International Mammalian Genome Society

logo18th International Mouse Genome Conference

17-22 October 2004, Seattle, USA


POSTER 152 - ATP2B2 EXHIBITS DIFFERENTIAL FIRST EXON USAGE IN MOUSE BRAIN AND COCHLEA

Silverstein RS 1, Tempel BL 2

1 Graduate Program in Neurobiology & Behavior, University of Washington, Seattle, United States, 2 Department of Otolaryngology, University of Washington, Seattle, United States

Deafwaddler (dfw) mice are deaf and exhibit wobbly gait. The dfw mutation was localized to Atp2b2, encoding a plasma membrane Ca2+-ATPase, PMCA2. Heterozygous mutants of Atp2b2, while not deaf, have significant high-frequency hearing loss, implying that tight regulation of its expression is required. PMCA2 is highly expressed in stereocilia of cochlear outer hair cells, cerebellar Purkinje cells, and epithelial cells of lactating mammary gland, suggesting that it is important for hair cell Ca2+ homeostasis.
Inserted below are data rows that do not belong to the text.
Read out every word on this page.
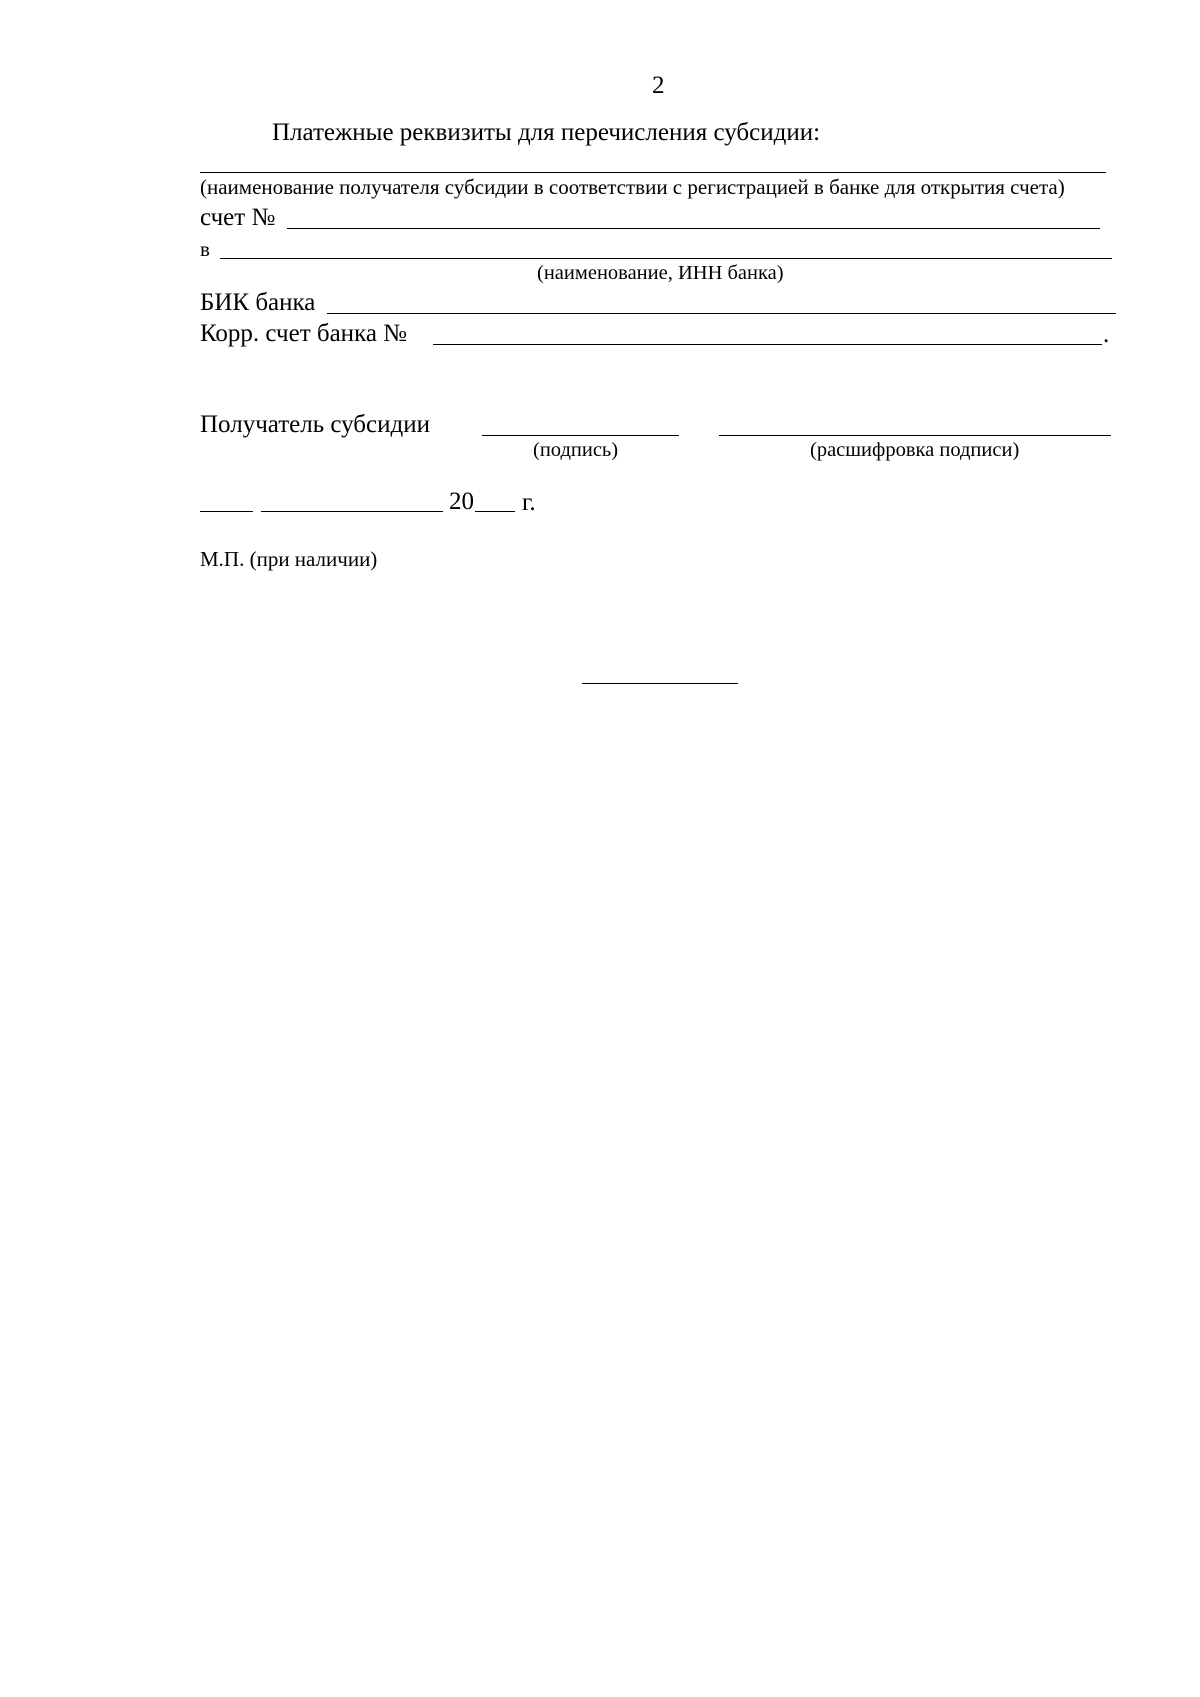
2
Платежные реквизиты для перечисления субсидии:
(наименование получателя субсидии в соответствии с регистрацией в банке для открытия счета)
счет №
в
(наименование, ИНН банка)
БИК банка
Корр. счет банка №	.
Получатель субсидии
(подпись)	(расшифровка подписи)
20 г.
М.П. (при наличии)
To understand the pathways that control PMCA2 expression, we have examined transcriptional regulation of the Atp2b2 gene. Using antisense primers in the open reading frame, 5’-RACE was performed on RNA from multiple tissues in CBA mice. Sequencing of clones identified three primary alternative exons of transcriptional initiation, implying regulation through distinct promoters. Two of these (1c and 1f) were observed in cochlea and cerebellum. A third (1m) was restricted to lactating mammary gland. Quantitative real-time RT-PCR (qPCR) confirmed the findings from 5’-RACE. To determine the promoter used in hair cells, cochleae were microdissected by separating organ of corti (OC) from modiolus (MOD). qPCR was performed on the OC and MOD samples, using marker genes to confirm quality of dissection. This analysis revealed that exon 1f dominates in the OC (hair cells), while exon 1c is most abundant in MOD (spiral ganglion neurons). In silico analysis of putative regulatory sequences revealed high levels of conservation between mouse, rat, and human. Further analysis by in situ hybridization will confirm cell-specificity of promoter use in the different tissues.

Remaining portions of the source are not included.